国家戦略特区に指定されたのは平成26年5月。特区に認められた規制緩和を活用して農商工連携と6次産業化、食産業の集積・創造などを柱にした新潟ニューフードバレー構想を推進してきた。
農業生産法人の要件のうち「役員の1人以上が農作業に従事していればよい」との規制緩和でローソン(水稲)、新潟麦酒(養豚・豚肉販売、牧草栽培)、新潟クボタ(耕作放棄地での小麦生産、輸出用米)、JR東日本(市内農業者と連携した酒米生産と日本酒販売)などがそれぞれ特例法人を設立し生産、販売活動を行っている。
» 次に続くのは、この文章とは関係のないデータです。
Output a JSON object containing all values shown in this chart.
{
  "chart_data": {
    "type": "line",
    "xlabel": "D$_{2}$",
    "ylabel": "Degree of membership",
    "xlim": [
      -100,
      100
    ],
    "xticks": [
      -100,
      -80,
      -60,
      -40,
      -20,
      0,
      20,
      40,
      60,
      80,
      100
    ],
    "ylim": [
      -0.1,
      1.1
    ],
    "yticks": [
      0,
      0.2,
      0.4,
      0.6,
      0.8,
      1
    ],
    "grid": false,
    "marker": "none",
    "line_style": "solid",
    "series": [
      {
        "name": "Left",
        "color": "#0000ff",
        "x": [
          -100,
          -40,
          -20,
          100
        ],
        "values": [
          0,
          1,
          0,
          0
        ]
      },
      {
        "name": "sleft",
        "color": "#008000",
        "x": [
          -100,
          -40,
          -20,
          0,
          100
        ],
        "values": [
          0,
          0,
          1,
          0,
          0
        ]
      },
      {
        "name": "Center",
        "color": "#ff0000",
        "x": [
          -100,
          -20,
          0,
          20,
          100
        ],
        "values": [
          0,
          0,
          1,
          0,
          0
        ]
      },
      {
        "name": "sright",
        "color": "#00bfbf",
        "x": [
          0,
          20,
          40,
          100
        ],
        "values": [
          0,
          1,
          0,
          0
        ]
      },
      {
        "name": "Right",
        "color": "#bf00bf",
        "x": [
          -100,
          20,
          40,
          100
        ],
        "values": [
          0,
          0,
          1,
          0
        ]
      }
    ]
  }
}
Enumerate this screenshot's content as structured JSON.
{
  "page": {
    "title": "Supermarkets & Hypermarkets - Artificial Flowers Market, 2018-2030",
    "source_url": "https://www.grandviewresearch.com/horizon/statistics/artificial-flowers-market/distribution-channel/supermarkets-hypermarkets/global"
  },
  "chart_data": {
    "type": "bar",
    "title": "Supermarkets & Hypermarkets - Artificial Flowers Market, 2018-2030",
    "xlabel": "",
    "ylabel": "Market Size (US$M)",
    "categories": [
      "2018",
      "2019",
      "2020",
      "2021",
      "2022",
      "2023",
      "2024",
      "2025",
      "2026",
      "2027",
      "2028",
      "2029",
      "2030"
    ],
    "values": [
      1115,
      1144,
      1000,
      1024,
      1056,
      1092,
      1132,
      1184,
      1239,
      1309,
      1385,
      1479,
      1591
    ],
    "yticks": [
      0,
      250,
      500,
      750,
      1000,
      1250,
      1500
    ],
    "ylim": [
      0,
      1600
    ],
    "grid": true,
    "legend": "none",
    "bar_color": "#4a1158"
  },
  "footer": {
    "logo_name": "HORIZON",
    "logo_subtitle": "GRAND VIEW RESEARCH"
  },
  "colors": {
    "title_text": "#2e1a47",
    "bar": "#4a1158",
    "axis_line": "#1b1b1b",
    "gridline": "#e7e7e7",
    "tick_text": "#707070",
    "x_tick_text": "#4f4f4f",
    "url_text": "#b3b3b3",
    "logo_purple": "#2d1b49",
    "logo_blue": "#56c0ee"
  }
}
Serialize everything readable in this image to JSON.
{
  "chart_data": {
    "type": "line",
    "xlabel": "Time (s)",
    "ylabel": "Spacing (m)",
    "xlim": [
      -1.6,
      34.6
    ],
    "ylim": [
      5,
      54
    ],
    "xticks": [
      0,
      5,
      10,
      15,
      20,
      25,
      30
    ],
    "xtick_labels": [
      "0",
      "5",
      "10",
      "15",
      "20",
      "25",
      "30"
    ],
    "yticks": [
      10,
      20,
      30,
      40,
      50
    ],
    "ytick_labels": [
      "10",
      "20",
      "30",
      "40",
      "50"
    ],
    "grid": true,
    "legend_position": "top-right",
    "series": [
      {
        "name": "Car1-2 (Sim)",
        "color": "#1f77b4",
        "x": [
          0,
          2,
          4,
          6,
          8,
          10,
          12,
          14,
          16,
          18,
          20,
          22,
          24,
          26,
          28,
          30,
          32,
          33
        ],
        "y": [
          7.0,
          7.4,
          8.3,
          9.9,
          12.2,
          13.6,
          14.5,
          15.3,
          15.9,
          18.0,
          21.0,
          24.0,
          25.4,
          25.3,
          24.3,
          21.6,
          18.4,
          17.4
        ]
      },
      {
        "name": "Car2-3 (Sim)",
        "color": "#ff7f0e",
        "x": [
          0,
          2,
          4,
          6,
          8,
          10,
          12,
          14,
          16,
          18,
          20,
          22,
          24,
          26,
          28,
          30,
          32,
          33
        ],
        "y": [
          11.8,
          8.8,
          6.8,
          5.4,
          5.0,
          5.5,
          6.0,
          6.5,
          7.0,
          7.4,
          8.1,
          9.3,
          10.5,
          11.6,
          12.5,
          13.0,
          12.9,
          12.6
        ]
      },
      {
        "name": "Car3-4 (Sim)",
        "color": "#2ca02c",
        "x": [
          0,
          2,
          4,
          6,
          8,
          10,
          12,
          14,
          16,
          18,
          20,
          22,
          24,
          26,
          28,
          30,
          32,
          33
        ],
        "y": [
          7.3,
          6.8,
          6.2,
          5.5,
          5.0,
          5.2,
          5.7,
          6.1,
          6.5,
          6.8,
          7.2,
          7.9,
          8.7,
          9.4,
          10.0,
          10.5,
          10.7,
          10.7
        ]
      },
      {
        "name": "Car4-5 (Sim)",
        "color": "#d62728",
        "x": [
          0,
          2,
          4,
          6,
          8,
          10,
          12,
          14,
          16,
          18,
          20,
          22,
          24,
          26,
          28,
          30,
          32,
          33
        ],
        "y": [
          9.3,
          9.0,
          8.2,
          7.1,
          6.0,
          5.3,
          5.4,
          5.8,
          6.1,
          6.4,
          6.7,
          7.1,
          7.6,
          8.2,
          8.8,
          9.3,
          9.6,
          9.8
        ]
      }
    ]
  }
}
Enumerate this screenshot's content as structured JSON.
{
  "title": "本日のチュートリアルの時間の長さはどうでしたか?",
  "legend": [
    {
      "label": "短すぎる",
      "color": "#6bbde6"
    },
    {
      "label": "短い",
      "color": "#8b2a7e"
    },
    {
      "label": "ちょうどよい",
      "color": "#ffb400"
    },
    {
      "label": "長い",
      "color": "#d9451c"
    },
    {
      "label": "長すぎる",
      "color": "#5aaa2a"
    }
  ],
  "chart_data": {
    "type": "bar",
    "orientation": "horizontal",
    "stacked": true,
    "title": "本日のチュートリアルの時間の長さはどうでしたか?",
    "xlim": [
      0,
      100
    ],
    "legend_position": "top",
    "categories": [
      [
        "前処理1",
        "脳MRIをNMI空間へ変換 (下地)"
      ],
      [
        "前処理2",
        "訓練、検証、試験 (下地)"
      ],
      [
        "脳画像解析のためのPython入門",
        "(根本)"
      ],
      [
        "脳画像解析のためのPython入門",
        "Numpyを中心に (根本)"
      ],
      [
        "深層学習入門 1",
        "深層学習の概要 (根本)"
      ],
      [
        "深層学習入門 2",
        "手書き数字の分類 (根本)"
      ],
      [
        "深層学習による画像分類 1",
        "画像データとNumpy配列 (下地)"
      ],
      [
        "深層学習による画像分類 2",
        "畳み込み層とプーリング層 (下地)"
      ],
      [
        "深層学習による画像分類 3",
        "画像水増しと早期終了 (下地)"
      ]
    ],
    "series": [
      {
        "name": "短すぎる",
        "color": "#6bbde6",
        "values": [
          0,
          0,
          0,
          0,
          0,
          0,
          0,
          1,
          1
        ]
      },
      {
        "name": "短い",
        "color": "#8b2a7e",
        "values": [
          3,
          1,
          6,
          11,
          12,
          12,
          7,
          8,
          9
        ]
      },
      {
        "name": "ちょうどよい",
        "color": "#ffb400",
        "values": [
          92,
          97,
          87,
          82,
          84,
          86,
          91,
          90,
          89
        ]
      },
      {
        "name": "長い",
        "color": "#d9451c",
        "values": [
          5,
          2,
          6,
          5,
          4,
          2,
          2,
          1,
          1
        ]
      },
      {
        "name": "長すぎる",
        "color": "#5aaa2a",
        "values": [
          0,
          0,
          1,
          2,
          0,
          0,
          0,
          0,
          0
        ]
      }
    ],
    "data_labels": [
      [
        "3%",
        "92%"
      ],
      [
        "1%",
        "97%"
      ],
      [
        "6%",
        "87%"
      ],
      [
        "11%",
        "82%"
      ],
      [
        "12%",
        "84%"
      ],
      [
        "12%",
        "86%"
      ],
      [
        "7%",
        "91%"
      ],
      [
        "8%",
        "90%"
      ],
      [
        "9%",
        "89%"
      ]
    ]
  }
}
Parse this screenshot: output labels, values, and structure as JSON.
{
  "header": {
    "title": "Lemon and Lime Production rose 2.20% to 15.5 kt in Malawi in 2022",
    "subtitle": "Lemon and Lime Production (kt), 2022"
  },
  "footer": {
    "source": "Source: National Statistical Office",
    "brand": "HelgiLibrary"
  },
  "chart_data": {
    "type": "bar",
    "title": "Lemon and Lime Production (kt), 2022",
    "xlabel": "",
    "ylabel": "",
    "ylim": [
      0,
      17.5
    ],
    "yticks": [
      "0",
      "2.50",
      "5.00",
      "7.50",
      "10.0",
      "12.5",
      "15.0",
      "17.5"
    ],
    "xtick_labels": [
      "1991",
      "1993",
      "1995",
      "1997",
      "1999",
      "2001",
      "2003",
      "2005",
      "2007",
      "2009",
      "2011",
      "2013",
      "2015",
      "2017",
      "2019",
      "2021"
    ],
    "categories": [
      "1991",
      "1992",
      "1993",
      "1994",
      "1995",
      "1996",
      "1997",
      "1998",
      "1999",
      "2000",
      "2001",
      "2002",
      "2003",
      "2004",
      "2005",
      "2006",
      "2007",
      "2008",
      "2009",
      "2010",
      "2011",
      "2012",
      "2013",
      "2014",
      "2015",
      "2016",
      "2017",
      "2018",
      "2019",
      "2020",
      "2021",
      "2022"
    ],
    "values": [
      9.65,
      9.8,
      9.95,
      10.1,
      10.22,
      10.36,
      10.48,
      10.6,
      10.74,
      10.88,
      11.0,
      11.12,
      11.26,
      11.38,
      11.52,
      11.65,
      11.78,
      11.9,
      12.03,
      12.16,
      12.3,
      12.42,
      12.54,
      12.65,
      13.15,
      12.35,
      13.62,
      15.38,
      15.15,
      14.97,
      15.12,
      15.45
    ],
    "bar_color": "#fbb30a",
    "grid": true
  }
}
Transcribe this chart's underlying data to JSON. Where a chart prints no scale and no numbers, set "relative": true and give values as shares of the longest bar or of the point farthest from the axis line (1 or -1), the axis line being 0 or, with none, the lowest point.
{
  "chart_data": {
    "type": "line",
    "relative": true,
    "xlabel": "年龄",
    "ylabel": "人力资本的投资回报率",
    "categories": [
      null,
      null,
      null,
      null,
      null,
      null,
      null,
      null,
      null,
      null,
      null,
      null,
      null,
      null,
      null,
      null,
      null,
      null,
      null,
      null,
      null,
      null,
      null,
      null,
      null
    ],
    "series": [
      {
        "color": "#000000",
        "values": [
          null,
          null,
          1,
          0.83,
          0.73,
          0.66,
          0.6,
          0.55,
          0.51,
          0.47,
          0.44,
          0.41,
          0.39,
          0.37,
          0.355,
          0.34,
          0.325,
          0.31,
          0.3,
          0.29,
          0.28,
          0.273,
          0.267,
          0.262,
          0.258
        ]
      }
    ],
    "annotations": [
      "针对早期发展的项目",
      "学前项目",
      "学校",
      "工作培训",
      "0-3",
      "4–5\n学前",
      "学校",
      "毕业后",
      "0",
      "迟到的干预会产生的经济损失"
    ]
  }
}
コンビニや店舗など売り先が決まっていることで、設立に参加した農業者も安定した経営ができると評価しているという。特区に適用された農業生産法人の役員要件の緩和は、4月から全国に適用されている。
農用地区域での農家レストランの設置も認められたことから、自社で生産する市内産の牛肉を使ったステーキレストランや自社生産のイチゴ、トマトなどを使用したレストランもオープンした。観光にも結びつけ、アグリツーリズムのコースとしても位置づけているという。
ICTを活用するなどの革新的な農業技術開発への取り組みも始まっている。電通やパナソニック、ドコモなど市が連携協定を結び、湿地帯でも育成できる大豆の品種開発、クラウド型水田管理システムによるほ場管理の効率化の研究なども進んでいる。
篠田市長は「考えていた以上に"大地"には力がある。21世紀の暮らしは新潟にありをめざす」として田園の力を、子育て、教育、福祉、エネルギー問題など他分野へ活用する地方創生に取り組む意欲を話した。
企業の農地取得については「植物工場のような大きな投資が必要になる場合は、農地の所有が必要になるのではないか」として規制緩和の必要性を指摘した。